The following are the prerequisites for setting up Pig and running Pig scripts.
- You should have the latest stable build of Hadoop up and running, to install hadoop, please check my previous blog article on Hadoop Setup.
Setting up Pig
- Download a stable version of Pig file from apache download mirrors, For this tutorial we are using pig-0.11.1,this release works with Hadoop 0.20.X, 1.X, 0.23.X and 2.X
2. Copy the pig binaries into the /usr/local/pig directory.
cp -r pig-0.11.1.tar.gz /usr/local/pig
3. Change the directory to /usr/local/pig by using this command
4. Unpack the compressed pig, in the directory /usr/local/pig
sudo tar xvzf pig-0.11.1.tar.gz
5. set PIG_HOME in $HOME/.bashrc so it will be set every time you login.
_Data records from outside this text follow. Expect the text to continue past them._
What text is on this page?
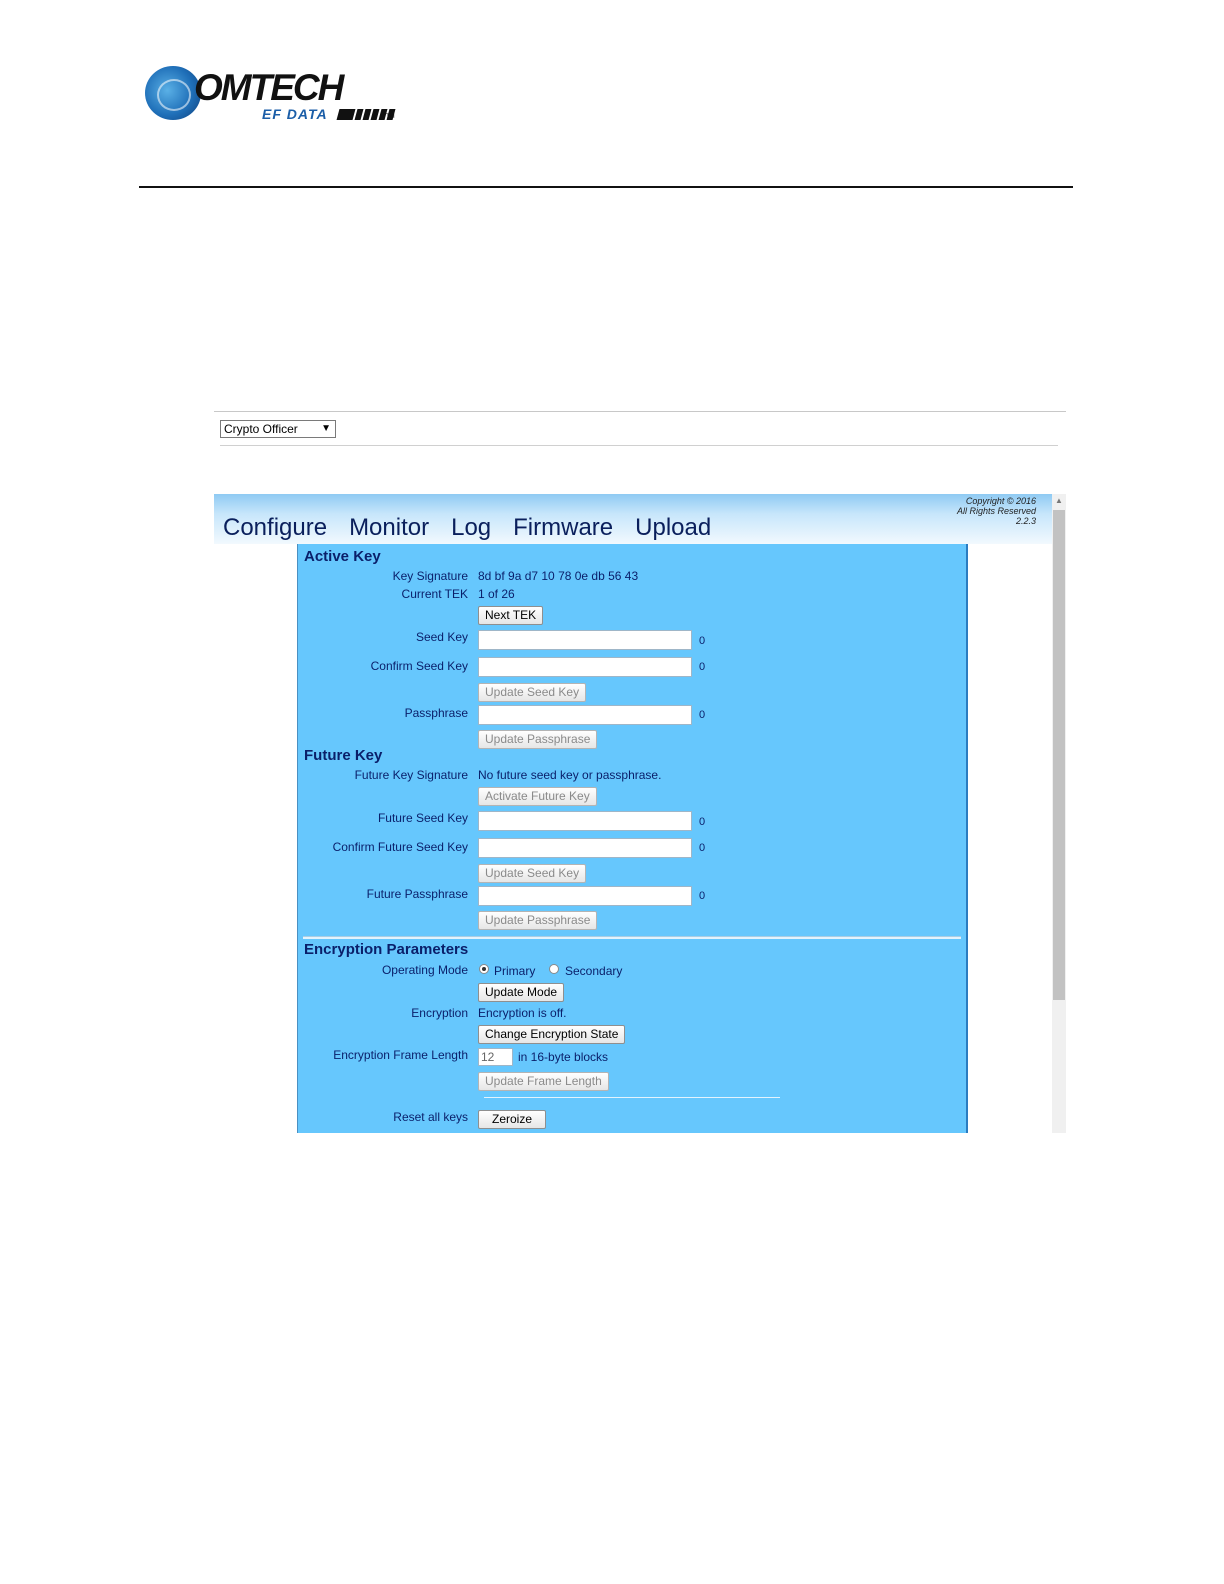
OMTECH
EF DATA	TM
Crypto Officer ▼
Configure Monitor Log Firmware Upload
Copyright © 2016
All Rights Reserved
2.2.3
▲
Active Key
Key Signature 8d bf 9a d7 10 78 0e db 56 43
Current TEK 1 of 26
Next TEK
Seed Key	0
Confirm Seed Key	0
Update Seed Key
Passphrase	0
Update Passphrase
Future Key
Future Key Signature No future seed key or passphrase.
Activate Future Key
Future Seed Key	0
Confirm Future Seed Key	0
Update Seed Key
Future Passphrase	0
Update Passphrase
Encryption Parameters
Operating Mode Primary Secondary
Update Mode
Encryption Encryption is off.
Change Encryption State
Encryption Frame Length 12	in 16-byte blocks
Update Frame Length
Reset all keys	Zeroize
Add the following line to it.
export PIG_HOME=<path_to_pig_home_directory> e.g. export PIG_HOME='/usr/local/pig/pig-0.11.1' export PATH=$HADOOP_HOME/bin:$PIG_HOME/bin:$JAVA_HOME/bin:$PATH
6. Set the environment variable JAVA_HOME to point to the Java installation directory, which Pig uses internally.
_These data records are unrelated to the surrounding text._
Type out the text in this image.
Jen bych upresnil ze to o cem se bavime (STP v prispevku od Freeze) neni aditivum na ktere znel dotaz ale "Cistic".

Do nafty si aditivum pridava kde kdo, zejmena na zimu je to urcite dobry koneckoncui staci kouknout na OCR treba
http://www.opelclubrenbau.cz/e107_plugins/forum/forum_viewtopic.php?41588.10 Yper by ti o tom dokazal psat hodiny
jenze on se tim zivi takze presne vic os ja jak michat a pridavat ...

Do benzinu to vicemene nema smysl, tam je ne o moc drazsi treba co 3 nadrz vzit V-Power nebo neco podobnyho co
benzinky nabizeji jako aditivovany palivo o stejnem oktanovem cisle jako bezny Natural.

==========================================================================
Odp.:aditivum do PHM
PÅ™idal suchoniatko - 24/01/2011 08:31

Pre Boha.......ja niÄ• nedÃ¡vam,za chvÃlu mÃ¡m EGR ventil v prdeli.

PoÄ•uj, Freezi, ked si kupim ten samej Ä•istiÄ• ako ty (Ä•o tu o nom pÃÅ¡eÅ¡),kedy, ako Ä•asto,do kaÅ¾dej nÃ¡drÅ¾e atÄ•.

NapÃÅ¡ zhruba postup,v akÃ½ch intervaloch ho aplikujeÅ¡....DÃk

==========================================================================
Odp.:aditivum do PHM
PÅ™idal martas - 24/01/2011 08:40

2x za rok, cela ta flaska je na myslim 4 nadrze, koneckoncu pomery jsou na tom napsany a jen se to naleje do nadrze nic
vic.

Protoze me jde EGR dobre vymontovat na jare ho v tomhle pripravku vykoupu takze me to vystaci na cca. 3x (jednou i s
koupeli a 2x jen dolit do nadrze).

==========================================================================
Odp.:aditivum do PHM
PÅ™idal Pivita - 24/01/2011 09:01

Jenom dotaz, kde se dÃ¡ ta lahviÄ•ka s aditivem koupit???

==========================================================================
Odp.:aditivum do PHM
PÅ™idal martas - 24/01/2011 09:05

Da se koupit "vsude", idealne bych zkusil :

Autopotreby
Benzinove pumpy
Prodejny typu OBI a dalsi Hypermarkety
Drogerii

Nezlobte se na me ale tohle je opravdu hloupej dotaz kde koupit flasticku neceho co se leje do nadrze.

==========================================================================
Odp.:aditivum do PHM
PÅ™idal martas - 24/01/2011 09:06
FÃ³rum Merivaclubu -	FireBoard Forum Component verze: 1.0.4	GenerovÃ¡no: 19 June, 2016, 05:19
Pig has two modes of execution – local mode and MapReduce mode.
Local mode is usually used to verify and debug Pig queries and/or scripts on smaller datasets which a single machine could handle. It runs on a single JVM and access the local filesystem.
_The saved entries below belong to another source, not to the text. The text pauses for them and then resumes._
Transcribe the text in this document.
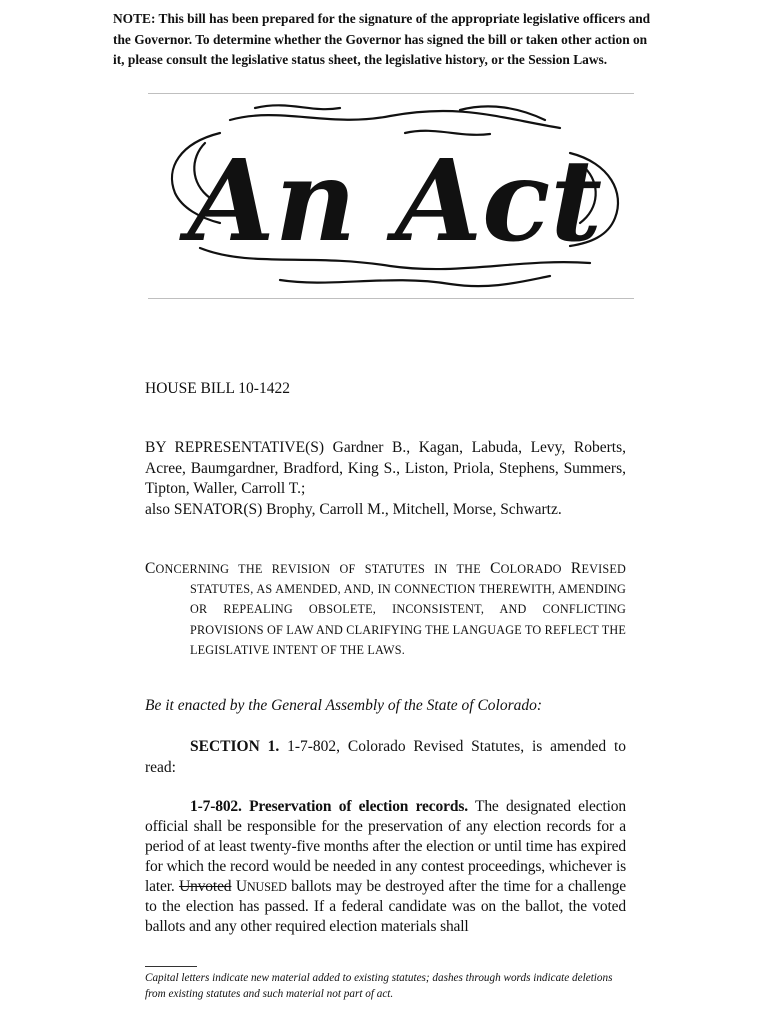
NOTE: This bill has been prepared for the signature of the appropriate legislative officers and the Governor. To determine whether the Governor has signed the bill or taken other action on it, please consult the legislative status sheet, the legislative history, or the Session Laws.
An Act
HOUSE BILL 10-1422
BY REPRESENTATIVE(S) Gardner B., Kagan, Labuda, Levy, Roberts, Acree, Baumgardner, Bradford, King S., Liston, Priola, Stephens, Summers, Tipton, Waller, Carroll T.;
also SENATOR(S) Brophy, Carroll M., Mitchell, Morse, Schwartz.
CONCERNING THE REVISION OF STATUTES IN THE COLORADO REVISED STATUTES, AS AMENDED, AND, IN CONNECTION THEREWITH, AMENDING OR REPEALING OBSOLETE, INCONSISTENT, AND CONFLICTING PROVISIONS OF LAW AND CLARIFYING THE LANGUAGE TO REFLECT THE LEGISLATIVE INTENT OF THE LAWS.
Be it enacted by the General Assembly of the State of Colorado:
SECTION 1. 1-7-802, Colorado Revised Statutes, is amended to read:
1-7-802. Preservation of election records. The designated election official shall be responsible for the preservation of any election records for a period of at least twenty-five months after the election or until time has expired for which the record would be needed in any contest proceedings, whichever is later. Unvoted UNUSED ballots may be destroyed after the time for a challenge to the election has passed. If a federal candidate was on the ballot, the voted ballots and any other required election materials shall
Capital letters indicate new material added to existing statutes; dashes through words indicate deletions from existing statutes and such material not part of act.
To run in local mode, please pass the following command:
$ pig -x local grunt>
This is the default mode Pig translates the queries into MapReduce jobs, which requires access to a Hadoop cluster.
2013-10-28 11:39:44,767 [main] INFO org.apache.pig.Main – Apache Pig version 0.11.1 (r1459641) compiled Mar 22 2013, 02:13:53
2013-10-28 11:39:44,767 [main] INFO org.apache.pig.Main – Logging error messages to: /home/hduser/pig_1382985584762.log
2013-10-28 11:39:44,797 [main] INFO org.apache.pig.impl.util.Utils – Default bootup file /home/hduser/.pigbootup not found
2013-10-28 11:39:45,094 [main] INFO org.apache.pig.backend.hadoop.executionengine.HExecutionEngine – Connecting to hadoop file system at: hdfs://Hadoopmaster:54310
2013-10-28 11:39:45,592 [main] INFO org.apache.pig.backend.hadoop.executionengine.HExecutionEngine – Connecting to map-reduce job tracker at: Hadoopmaster:54311
You can see the log reports from Pig stating the filesystem and jobtracker it connected to. Grunt is an interactive shell for your Pig queries.